University of Oregon and Portland State University needed five votes from the eight voting members of the Higher Education Coordinating Commission to get their tuition increases through Thursday. They only got four.
Both UO and PSU developed their budgets over a period of months and leaders are now scratching their heads about how to deal with what UO initially called a “tremendous setback.”
In a letter to the campus community, UO President Michael Schill said the HECC vote was “disappointing and creates uncertainty on our campus.” Schill said it could threaten his efforts to “shield the academic part of our university” from budget cuts.
“If [HECC’s decision] stands, we will be forced to make even deeper cuts at the UO than are already anticipated, including cuts that will likely affect student support services, academic programs, and jobs,” Schill wrote, a day after the HECC rejected a proposed 11.5 percent tuition increase.
Schill said he would like HECC to reconsider its position, but added the university needs to consider “additional budget reduction steps” if additional money never materializes.
Schill said without the additional tuition revenue, the university would have to cut more than the $6 million it planned to trim already.
Portland State University released a brief statement Thursday before HECC had even finished its meeting.

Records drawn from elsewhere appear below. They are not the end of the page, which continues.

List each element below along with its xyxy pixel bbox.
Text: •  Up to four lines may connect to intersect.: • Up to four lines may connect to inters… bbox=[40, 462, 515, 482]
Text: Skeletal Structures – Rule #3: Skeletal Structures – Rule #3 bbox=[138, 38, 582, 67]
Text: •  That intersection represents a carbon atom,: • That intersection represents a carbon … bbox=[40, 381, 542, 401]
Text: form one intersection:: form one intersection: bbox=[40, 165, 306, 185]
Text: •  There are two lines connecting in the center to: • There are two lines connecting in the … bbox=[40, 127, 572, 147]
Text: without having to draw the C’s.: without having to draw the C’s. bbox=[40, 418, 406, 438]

“[Thurday’s] vote by the Higher Education Coordinating Commission will mean deeper cuts this fall at Portland State that will impact our students,” wrote Ken Ma, PSU’s director of media and public relations. “There are no good options here, and we are asking the HECC to reconsider [Thursday’s] vote.”
PSU estimated the rejection of its proposed 8.4 percent tuition increase means a $20 million budget hole just got deeper by $5 million.
Portland State University and the University of Oregon had tuition increases rejected by the state’s Higher Education Coordinating Commission.
HECC commissioners were critical of the large universities, suggesting they had not done enough outreach to affected groups, like students.
One commissioner also suggested that by rejecting tuition hikes it would send a message to state lawmakers that more funding is needed for public universities.
Lawmakers are wrestling with an estimated $1.6 billion budget gap of their own, with negotiations focusing on a combination of possible tax increases and cost-cutting measures.
Budget proposals from Gov. Kate Brown and legislative leaders have funded higher education at roughly the same level as two years ago. With public university costs rising, like other state services, the flat funding is essentially an across-the-board budget cut for Oregon’s seven public universities.
The HECC votes against raising tuition were welcomed by student groups that rallied this spring against the hikes. They had complained state lawmakers and university trustees were balancing budgets on the backs of students struggling with rising debt levels.
Student protesters briefly interrupted Thursday’s meeting shouting “HECC No!” and calling for rejection of tuition hikes reaching double digits.
Commissioners voted to approve increases at three smaller universities: Oregon Institute of Technology, Southern Oregon University and Western Oregon University.
In a statement released Thursday night after the meeting, HECC executive director Ben Cannon signaled an expectation the big public universities would come back to the commission to make their arguments again.
“We look forward to hearing how UO and PSU intend to either adjust their tuition proposals or present additional information to the HECC that could result in reconsideration,” Cannon said in a statement.
The required sign-off from the commission is part of several big changes to Oregon’s higher education system in recent years.
A few years ago, legislators required HECC to sign off on tuition increases of more than 5 percent. Brown pushed against any rubber-stamping of tuition hikes last month, by laying out five criteria universities had to meet to receive tuition increases:
“Clear and significant evidence” the universities looked at alternatives to tuition increases over 5 percent “Clear and significant evidence” that low-income and minority students would be better served by the proposed increases A plan for “managing costs” A summary of how students, faculty and staff were consulted A report on how a possible increase in state funding would affect tuition.
The Thursday evening statement from the HECC offered two alternatives for UO and PSU, but they’re not necessarily easier paths.
The universities could avoid returning to the HECC if they can rewrite their budgets with tuition increases that are less than 5 percent. Oregon State and Eastern Oregon universities avoided the high-stakes votes Thursday by limiting their tuition hikes.
Or HECC officials suggest university leaders could “receive approval from the Legislative Assembly” for the larger tuition increases. But that might not win university leaders any friends among HECC members and college students. They would likely prefer college leaders keep their focus in legislative discussions on state funding for higher education, rather than on lobbying for tuition increases.